Not in the sense in which that characterization is made in my line of work, but in many other ways. Framed so he seems to pop out in bas-relief against a cloudless powder blue sky. His vivid, sharp-edged wintry colors seem to propel him towards the viewer as he bows away from a filmy floral bokeh. On closer inspection, one frond has broken clean through at its elbow: another hint of the season.
He’s frozen in time and space by a rectangle of sky so constrictive that he appears to be craning against and breaking free of its confines. Looking inquisitively down and out of the frame in which he was forever captured.
Only I can tell you who was on tip-toes on a Maine oceanside path on that long-ago morning. Chin tilted up to return this wee Flying Wallenda’s side-eyed glance as he balanced on a crimson frond.
My fingers were so cold they felt welded to my camera. My winter shots tend to be far sparer than the unending rectangular frames which entomb other seasons’ scenes.








In every season, each image’s framing allows viewers to fill in the blanks, based on contextual clues. These may be as concrete as deducing the months in which a given bloom is likely to erupt and flourish in New England. Or as abstract as interpreting a wavering pattern reflected in slightly rippled water on a cloudless day.

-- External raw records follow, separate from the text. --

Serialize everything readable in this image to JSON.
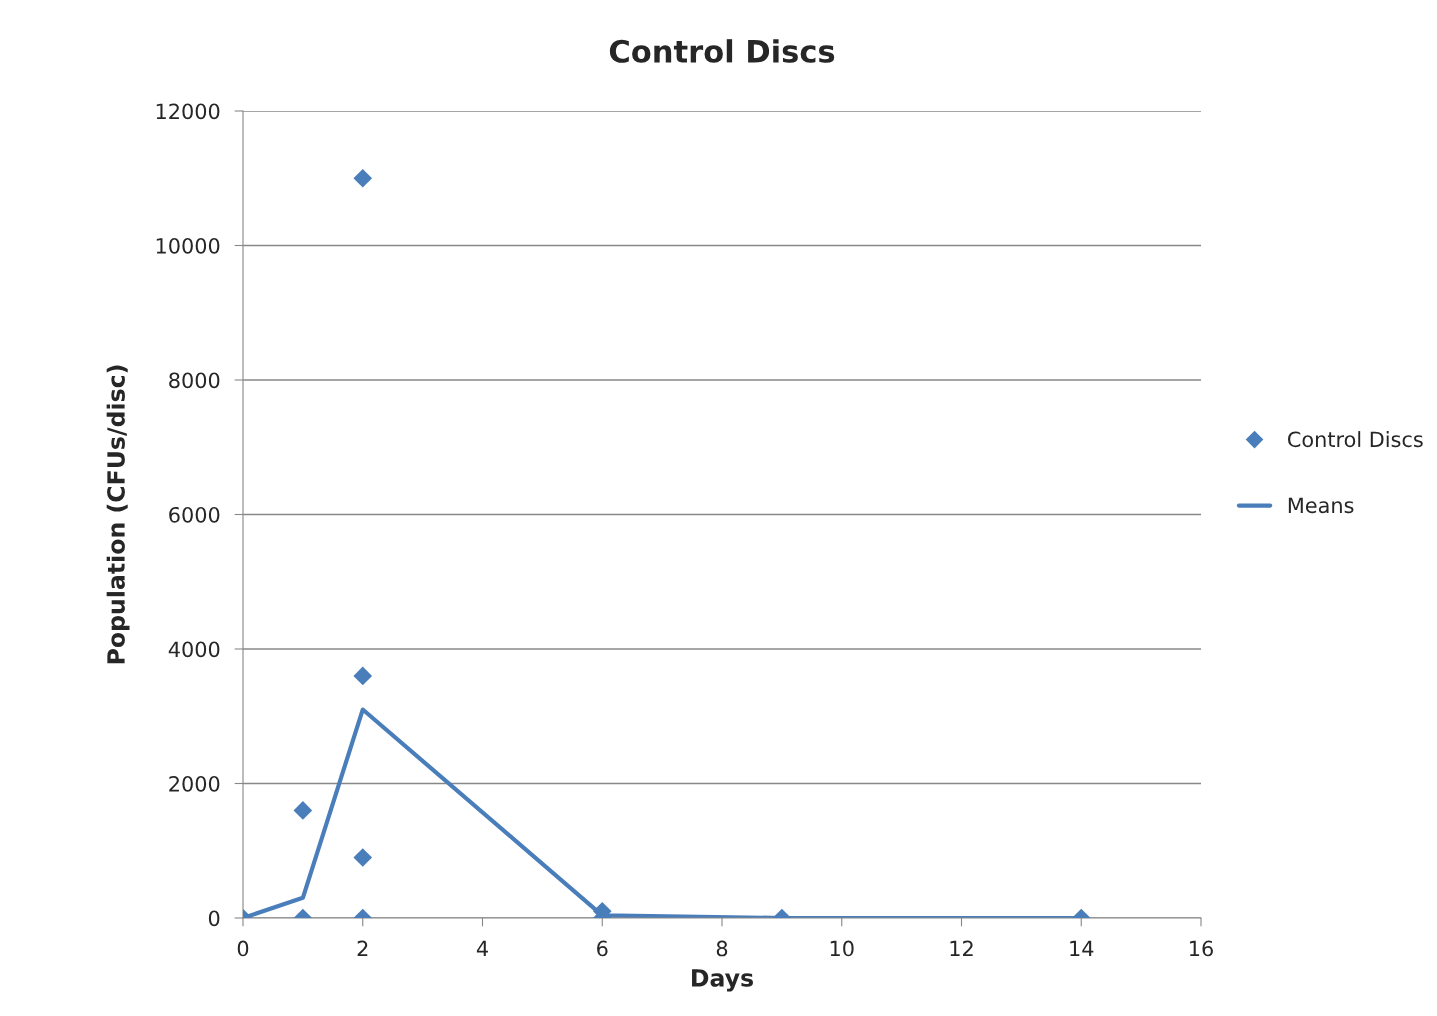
{
  "chart_data": {
    "type": "scatter",
    "title": "Control Discs",
    "xlabel": "Days",
    "ylabel": "Population (CFUs/disc)",
    "xlim": [
      0,
      16
    ],
    "xticks": [
      0,
      2,
      4,
      6,
      8,
      10,
      12,
      14,
      16
    ],
    "ylim": [
      0,
      12000
    ],
    "yticks": [
      0,
      2000,
      4000,
      6000,
      8000,
      10000,
      12000
    ],
    "grid": "y",
    "legend": "right",
    "series": [
      {
        "name": "Control Discs",
        "marker": "diamond",
        "color": "#4a7ebb",
        "x": [
          0,
          1,
          1,
          2,
          2,
          2,
          2,
          6,
          6,
          9,
          14
        ],
        "values": [
          0,
          1600,
          0,
          11000,
          3600,
          900,
          0,
          100,
          0,
          0,
          0
        ]
      },
      {
        "name": "Means",
        "type": "line",
        "marker": "none",
        "line_style": "solid",
        "color": "#4a7ebb",
        "x": [
          0,
          1,
          2,
          6,
          9,
          14
        ],
        "values": [
          0,
          300,
          3100,
          40,
          0,
          0
        ]
      }
    ]
  }
}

Strangely, I’ve written about absent lens artists’ frames more than once before:
Both within and outside the frames [my husband] Jim created each time he sparingly clicked his camera’s shutter, there was love. This was not anthropomorphism–although the scene as female frigates gathered around a scarlet-throated male echoed what I understand to be the premise of a reality show involving the distribution of a limited number of roses.
Inside each frame is something Jim loved and preserved about his window on this world: its brilliant colors and creatures, plants and geological formations, and the spectacular beauty of sights he had never seen before and never would again–at least from this earthly vantage point–on all that grows and erodes and decays and grows again around us.

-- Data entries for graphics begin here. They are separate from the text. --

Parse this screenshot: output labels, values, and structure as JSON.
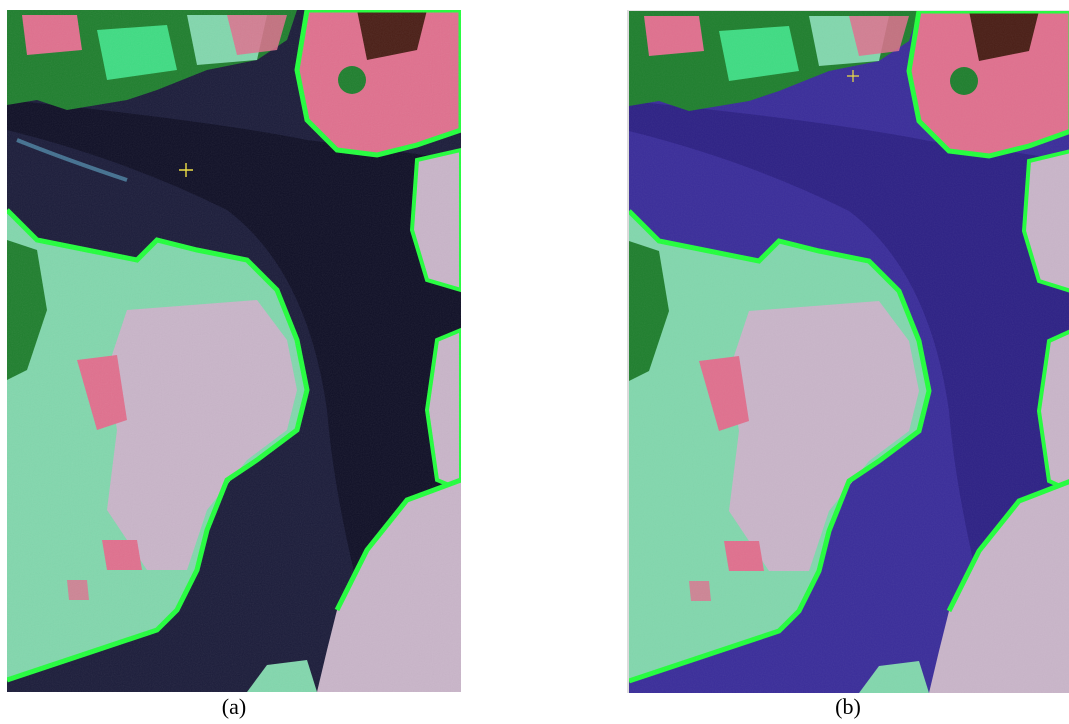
{
  "figure": {
    "panels": [
      {
        "caption": "(a)",
        "water_color": "#1b1c3a",
        "shade": "#0d0d22"
      },
      {
        "caption": "(b)",
        "water_color": "#3a2d9a",
        "shade": "#281d7c"
      }
    ],
    "colors": {
      "vegetation": "#3fdc83",
      "forest": "#1f7f2e",
      "bright_edge": "#22ff3c",
      "bare_soil": "#e0708e",
      "pale_field": "#c9b5c9",
      "grass": "#82d7ad"
    }
  }
}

On the other side of the lens was a man relishing everything about a trip he knew would be his last, with the family he loved and will forever love him. Each of his photos can transport us back to the warmth of that sun, the sounds of sea lions, the feeling of being able to reach out and touch his arm or the back of his shirt as he found himself among winged and earthbound creatures near the end of the visible world and his time in it.
The artist’s frame allows the viewer to recapture the world it holds. It also allows us to see the artist outside of each preserved moment, whether capturing something real or imagined, aspirational, or merely magical . . . .

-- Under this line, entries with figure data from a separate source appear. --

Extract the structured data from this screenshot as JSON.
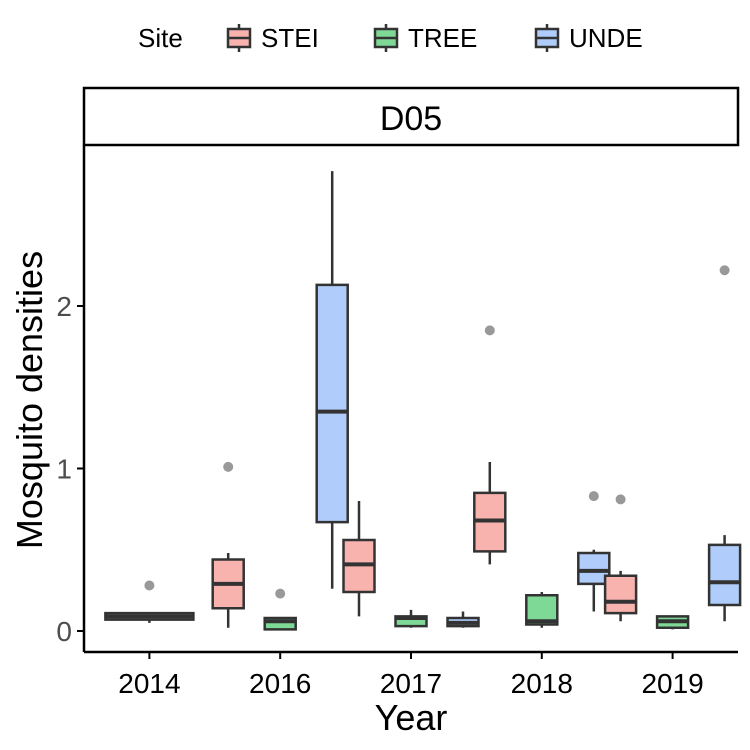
{
  "chart_data": {
    "type": "boxplot",
    "facet_label": "D05",
    "xlabel": "Year",
    "ylabel": "Mosquito densities",
    "legend": {
      "title": "Site",
      "position": "top",
      "entries": [
        {
          "name": "STEI",
          "fill": "#F8B3AE"
        },
        {
          "name": "TREE",
          "fill": "#7FD996"
        },
        {
          "name": "UNDE",
          "fill": "#AFCCFA"
        }
      ]
    },
    "categories": [
      "2014",
      "2016",
      "2017",
      "2018",
      "2019"
    ],
    "y_ticks": [
      0,
      1,
      2
    ],
    "ylim": [
      -0.12,
      2.9
    ],
    "grid": false,
    "colors": {
      "box_stroke": "#333333",
      "outlier": "#999999",
      "axis": "#000000"
    },
    "boxes": [
      {
        "year": "2014",
        "site": "UNDE",
        "min": 0.05,
        "q1": 0.07,
        "median": 0.09,
        "q3": 0.11,
        "max": 0.11,
        "outliers": [
          0.28
        ]
      },
      {
        "year": "2016",
        "site": "STEI",
        "min": 0.02,
        "q1": 0.14,
        "median": 0.29,
        "q3": 0.44,
        "max": 0.48,
        "outliers": [
          1.01
        ]
      },
      {
        "year": "2016",
        "site": "TREE",
        "min": 0.01,
        "q1": 0.01,
        "median": 0.06,
        "q3": 0.08,
        "max": 0.08,
        "outliers": [
          0.23
        ]
      },
      {
        "year": "2016",
        "site": "UNDE",
        "min": 0.26,
        "q1": 0.67,
        "median": 1.35,
        "q3": 2.13,
        "max": 2.83,
        "outliers": []
      },
      {
        "year": "2017",
        "site": "STEI",
        "min": 0.09,
        "q1": 0.24,
        "median": 0.41,
        "q3": 0.56,
        "max": 0.8,
        "outliers": []
      },
      {
        "year": "2017",
        "site": "TREE",
        "min": 0.02,
        "q1": 0.03,
        "median": 0.08,
        "q3": 0.09,
        "max": 0.13,
        "outliers": []
      },
      {
        "year": "2017",
        "site": "UNDE",
        "min": 0.02,
        "q1": 0.03,
        "median": 0.05,
        "q3": 0.08,
        "max": 0.12,
        "outliers": []
      },
      {
        "year": "2018",
        "site": "STEI",
        "min": 0.41,
        "q1": 0.49,
        "median": 0.68,
        "q3": 0.85,
        "max": 1.04,
        "outliers": [
          1.85
        ]
      },
      {
        "year": "2018",
        "site": "TREE",
        "min": 0.02,
        "q1": 0.04,
        "median": 0.06,
        "q3": 0.22,
        "max": 0.24,
        "outliers": []
      },
      {
        "year": "2018",
        "site": "UNDE",
        "min": 0.12,
        "q1": 0.29,
        "median": 0.37,
        "q3": 0.48,
        "max": 0.5,
        "outliers": [
          0.83
        ]
      },
      {
        "year": "2019",
        "site": "STEI",
        "min": 0.06,
        "q1": 0.11,
        "median": 0.18,
        "q3": 0.34,
        "max": 0.37,
        "outliers": [
          0.81
        ]
      },
      {
        "year": "2019",
        "site": "TREE",
        "min": 0.01,
        "q1": 0.02,
        "median": 0.06,
        "q3": 0.09,
        "max": 0.09,
        "outliers": []
      },
      {
        "year": "2019",
        "site": "UNDE",
        "min": 0.06,
        "q1": 0.16,
        "median": 0.3,
        "q3": 0.53,
        "max": 0.59,
        "outliers": [
          2.22
        ]
      }
    ]
  }
}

Art travels in time, sometimes even more readily than we do.
The Company of Ghosts

My winter bird, like my husband’s winter dove and frigates in another hemisphere, surely is long gone in traditional corporeal (and photographable) form. Parca’s creaking scissors have been wielded mercilessly since then. Glorious flighted birds are now pining for the fjords. They’re off the twig, having joined “the bleedin’ choir invisible.”
But he’s also still framed here for you to see and imagine this once present soul, engaging with another being on an icy winter morning.
In the penultimate scene of a five-season show centered on a family mortuary (avert your eyes if you don’t want a spoiler), an artistic daughter takes a photo of older family members seeing her off as she leaves home for the opposite coast. She is a true photographer, and is deliberate in what she seeks to capture in each frame.
Her older brother appears at her side, from his side of the veil, and gently tells her: “You can’t take a picture of this. It’s already gone.”
And it is.
But it’s also still with her, and anyone who truly studies the way she filled her frame.